In April, the four English Struts, who now all live in Los Angeles because the not unironic glam rockers are better received in the USA than at home, took up residence in the home studio of producer Jon Levine in order to record the third album "Strange Days" in ten days and under strict adherence to regular pool and beer breaks. We talked with bassist Jed Elliott.
eclipsed: Jed, for your new album to be called "Strange Days" and to be recorded in the first weeks of the Corona pandemic, it's really cheerful.
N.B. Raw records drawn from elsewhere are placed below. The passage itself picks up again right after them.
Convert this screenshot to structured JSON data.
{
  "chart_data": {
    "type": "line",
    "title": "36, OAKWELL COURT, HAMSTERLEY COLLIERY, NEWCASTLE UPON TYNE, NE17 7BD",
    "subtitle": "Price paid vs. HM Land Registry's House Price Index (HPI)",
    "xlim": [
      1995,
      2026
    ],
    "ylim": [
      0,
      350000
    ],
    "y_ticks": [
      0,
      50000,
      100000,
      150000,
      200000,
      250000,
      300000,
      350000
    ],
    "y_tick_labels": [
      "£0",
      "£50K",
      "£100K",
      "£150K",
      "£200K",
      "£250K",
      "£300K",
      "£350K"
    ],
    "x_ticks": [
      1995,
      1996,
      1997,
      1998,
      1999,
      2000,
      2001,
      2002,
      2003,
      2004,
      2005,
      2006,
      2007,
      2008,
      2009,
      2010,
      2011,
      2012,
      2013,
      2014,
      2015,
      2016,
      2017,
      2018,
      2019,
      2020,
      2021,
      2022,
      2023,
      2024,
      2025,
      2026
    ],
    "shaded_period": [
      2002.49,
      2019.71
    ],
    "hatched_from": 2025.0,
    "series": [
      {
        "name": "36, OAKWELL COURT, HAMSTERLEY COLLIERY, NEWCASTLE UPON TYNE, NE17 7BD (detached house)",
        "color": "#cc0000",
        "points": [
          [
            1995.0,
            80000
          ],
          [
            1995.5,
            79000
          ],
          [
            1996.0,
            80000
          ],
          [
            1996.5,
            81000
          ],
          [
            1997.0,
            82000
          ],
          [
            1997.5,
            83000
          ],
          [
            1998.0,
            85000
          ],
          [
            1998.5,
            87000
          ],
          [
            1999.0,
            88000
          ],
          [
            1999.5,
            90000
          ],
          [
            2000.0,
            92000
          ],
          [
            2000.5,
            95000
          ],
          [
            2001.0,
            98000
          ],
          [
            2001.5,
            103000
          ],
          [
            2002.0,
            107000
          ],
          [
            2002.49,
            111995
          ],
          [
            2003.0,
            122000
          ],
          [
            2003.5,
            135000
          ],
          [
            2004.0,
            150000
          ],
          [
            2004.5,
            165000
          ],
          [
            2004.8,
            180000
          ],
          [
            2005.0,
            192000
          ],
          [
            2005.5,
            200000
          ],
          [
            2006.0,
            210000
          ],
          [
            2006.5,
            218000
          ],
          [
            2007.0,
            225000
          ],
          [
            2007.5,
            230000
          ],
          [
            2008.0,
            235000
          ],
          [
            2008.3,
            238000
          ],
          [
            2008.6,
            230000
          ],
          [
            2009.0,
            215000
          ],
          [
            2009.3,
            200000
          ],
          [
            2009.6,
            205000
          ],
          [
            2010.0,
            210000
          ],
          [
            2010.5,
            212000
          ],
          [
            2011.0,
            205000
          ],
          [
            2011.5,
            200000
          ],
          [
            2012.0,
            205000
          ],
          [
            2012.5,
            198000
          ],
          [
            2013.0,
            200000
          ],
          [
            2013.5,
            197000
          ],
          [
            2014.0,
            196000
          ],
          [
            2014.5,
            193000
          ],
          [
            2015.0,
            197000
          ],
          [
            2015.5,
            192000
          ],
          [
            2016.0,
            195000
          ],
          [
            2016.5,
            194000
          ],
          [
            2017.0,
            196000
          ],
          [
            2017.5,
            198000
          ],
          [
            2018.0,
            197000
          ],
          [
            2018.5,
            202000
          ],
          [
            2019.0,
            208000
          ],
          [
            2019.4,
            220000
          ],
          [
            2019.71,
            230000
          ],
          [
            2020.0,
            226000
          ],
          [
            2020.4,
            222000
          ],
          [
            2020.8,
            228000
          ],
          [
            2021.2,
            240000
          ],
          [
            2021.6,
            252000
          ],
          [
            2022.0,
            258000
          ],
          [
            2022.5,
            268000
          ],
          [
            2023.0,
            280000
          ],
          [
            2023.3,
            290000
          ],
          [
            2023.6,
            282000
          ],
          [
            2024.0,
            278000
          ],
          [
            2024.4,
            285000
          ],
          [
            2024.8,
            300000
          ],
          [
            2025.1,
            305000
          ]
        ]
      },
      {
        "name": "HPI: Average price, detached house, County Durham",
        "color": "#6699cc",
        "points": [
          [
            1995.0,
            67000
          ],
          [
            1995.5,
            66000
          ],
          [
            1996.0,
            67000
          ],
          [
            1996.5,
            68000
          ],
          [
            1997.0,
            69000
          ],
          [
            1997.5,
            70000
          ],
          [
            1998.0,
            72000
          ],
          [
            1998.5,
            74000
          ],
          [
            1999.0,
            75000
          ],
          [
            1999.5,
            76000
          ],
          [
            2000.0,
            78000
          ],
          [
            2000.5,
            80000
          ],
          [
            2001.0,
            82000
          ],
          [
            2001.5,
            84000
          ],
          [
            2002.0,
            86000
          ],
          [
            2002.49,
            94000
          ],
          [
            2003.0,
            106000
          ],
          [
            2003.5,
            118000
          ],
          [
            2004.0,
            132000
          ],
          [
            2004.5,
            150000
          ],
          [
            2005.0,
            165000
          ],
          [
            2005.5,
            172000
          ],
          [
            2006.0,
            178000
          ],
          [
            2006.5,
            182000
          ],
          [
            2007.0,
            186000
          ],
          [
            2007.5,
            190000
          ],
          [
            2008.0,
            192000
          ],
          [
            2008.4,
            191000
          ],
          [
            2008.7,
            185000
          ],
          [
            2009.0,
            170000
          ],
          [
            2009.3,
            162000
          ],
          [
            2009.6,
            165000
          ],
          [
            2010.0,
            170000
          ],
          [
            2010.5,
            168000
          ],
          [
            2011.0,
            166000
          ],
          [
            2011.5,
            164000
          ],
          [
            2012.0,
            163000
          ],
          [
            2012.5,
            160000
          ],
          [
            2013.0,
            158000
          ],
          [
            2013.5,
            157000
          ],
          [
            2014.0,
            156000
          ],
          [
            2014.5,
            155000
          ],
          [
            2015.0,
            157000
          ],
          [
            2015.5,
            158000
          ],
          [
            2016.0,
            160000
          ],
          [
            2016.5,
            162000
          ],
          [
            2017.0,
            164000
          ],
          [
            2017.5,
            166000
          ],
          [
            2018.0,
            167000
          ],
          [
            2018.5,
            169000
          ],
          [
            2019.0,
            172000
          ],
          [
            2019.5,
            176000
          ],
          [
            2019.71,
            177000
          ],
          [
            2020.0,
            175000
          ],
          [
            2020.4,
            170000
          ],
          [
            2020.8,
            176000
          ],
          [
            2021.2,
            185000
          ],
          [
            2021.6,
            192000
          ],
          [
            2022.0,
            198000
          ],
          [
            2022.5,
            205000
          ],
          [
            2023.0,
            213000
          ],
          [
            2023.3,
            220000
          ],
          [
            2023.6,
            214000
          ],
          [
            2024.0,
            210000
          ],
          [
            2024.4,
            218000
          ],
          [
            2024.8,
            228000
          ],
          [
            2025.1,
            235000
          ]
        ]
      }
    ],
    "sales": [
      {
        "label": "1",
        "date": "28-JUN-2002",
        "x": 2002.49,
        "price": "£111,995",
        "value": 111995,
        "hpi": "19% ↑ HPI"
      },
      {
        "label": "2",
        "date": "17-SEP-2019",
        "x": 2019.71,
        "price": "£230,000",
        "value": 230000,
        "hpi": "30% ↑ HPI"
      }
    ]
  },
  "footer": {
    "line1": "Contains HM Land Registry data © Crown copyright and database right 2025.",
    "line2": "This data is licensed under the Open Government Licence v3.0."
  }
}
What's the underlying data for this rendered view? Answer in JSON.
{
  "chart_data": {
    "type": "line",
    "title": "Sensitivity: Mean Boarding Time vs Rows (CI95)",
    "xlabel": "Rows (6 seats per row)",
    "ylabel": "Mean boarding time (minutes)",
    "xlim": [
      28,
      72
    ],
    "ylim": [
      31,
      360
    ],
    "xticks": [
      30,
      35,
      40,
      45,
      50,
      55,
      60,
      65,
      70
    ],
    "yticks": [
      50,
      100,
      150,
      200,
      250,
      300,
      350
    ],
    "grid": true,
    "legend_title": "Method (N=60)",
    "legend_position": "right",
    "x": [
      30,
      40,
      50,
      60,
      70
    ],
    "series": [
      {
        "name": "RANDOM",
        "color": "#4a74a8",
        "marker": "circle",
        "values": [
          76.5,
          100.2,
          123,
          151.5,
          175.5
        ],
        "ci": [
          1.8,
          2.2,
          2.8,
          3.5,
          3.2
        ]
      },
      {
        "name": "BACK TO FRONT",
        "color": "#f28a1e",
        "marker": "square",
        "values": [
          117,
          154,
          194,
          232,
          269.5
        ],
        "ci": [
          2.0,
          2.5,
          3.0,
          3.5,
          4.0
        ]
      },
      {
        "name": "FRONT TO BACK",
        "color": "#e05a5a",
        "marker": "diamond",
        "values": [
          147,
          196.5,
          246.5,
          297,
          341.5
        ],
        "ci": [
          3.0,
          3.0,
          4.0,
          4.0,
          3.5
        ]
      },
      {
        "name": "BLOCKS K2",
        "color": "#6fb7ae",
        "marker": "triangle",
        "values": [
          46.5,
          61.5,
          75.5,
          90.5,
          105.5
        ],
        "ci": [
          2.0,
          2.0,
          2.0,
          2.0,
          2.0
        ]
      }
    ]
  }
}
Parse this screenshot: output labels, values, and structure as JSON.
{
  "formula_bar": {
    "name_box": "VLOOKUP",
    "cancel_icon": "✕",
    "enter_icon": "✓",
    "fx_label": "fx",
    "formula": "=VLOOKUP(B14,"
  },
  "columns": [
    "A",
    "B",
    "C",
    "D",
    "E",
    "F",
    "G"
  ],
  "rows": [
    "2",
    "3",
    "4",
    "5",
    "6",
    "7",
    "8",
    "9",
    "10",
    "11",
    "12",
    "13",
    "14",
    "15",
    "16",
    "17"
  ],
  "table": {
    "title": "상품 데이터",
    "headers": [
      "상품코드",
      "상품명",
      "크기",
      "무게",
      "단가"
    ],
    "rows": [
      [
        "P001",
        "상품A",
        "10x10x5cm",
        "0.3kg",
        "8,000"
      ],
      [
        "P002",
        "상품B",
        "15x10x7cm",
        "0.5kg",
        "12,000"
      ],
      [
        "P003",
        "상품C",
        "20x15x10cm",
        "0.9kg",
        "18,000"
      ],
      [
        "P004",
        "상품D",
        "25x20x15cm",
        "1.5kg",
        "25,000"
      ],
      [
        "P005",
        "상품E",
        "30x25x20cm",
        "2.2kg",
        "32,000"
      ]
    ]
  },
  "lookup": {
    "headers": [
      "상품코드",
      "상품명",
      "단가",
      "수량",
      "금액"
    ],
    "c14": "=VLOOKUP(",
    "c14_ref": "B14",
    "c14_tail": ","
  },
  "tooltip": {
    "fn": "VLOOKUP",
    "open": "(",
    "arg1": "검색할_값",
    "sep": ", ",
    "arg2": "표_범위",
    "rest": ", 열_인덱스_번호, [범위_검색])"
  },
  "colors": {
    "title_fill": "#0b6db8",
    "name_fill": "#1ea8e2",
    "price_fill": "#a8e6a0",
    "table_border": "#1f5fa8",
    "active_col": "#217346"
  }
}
Jed Elliott: Isn't it? Having fun and being in a good mood has been the core message of Struts from the beginning. And we're certainly not giving that up now, so why should we? Our music is about joy and self-realization. We want to encourage. People should listen to The Struts and dare to send in job applications for which they are not quite qualified, and ask the person for a date in whose league they are not really playing. Listening to The Struts means: Leave your worries outside the door and enjoy the party. In hard times, it's especially important to keep your head up. There will never be an album from us that deals with our dejection or insecurity.
eclipsed: You've also re-recorded "Do You Love Me", a number by Kiss from 1976
Elliott: Kiss is one of our hero bands. They tick like us, they are 100 percent entertainers. We live in a world in which there is not so much rock music made anymore and in which also the conception of rock music as such has changed. We would like to take a little countermeasure.
eclipsed: Your whole appearance and also your music reminds us of hedonistic, somewhat self-absorbed rock'n'roll bands of the eighties, for example Mötley Crüe or Def Leppard, whose members Joe Elliott and Phil Collen now play on your number "I Hate How Much I Want You"
Elliott: We love this lifestyle from the past, which we only know from movies and hearsay. We can't reach the decadence of those days, sex, drugs & rock'n'roll, even today, we are not crazy enough for that, but we already look with admiration and love at the wild days of rock music.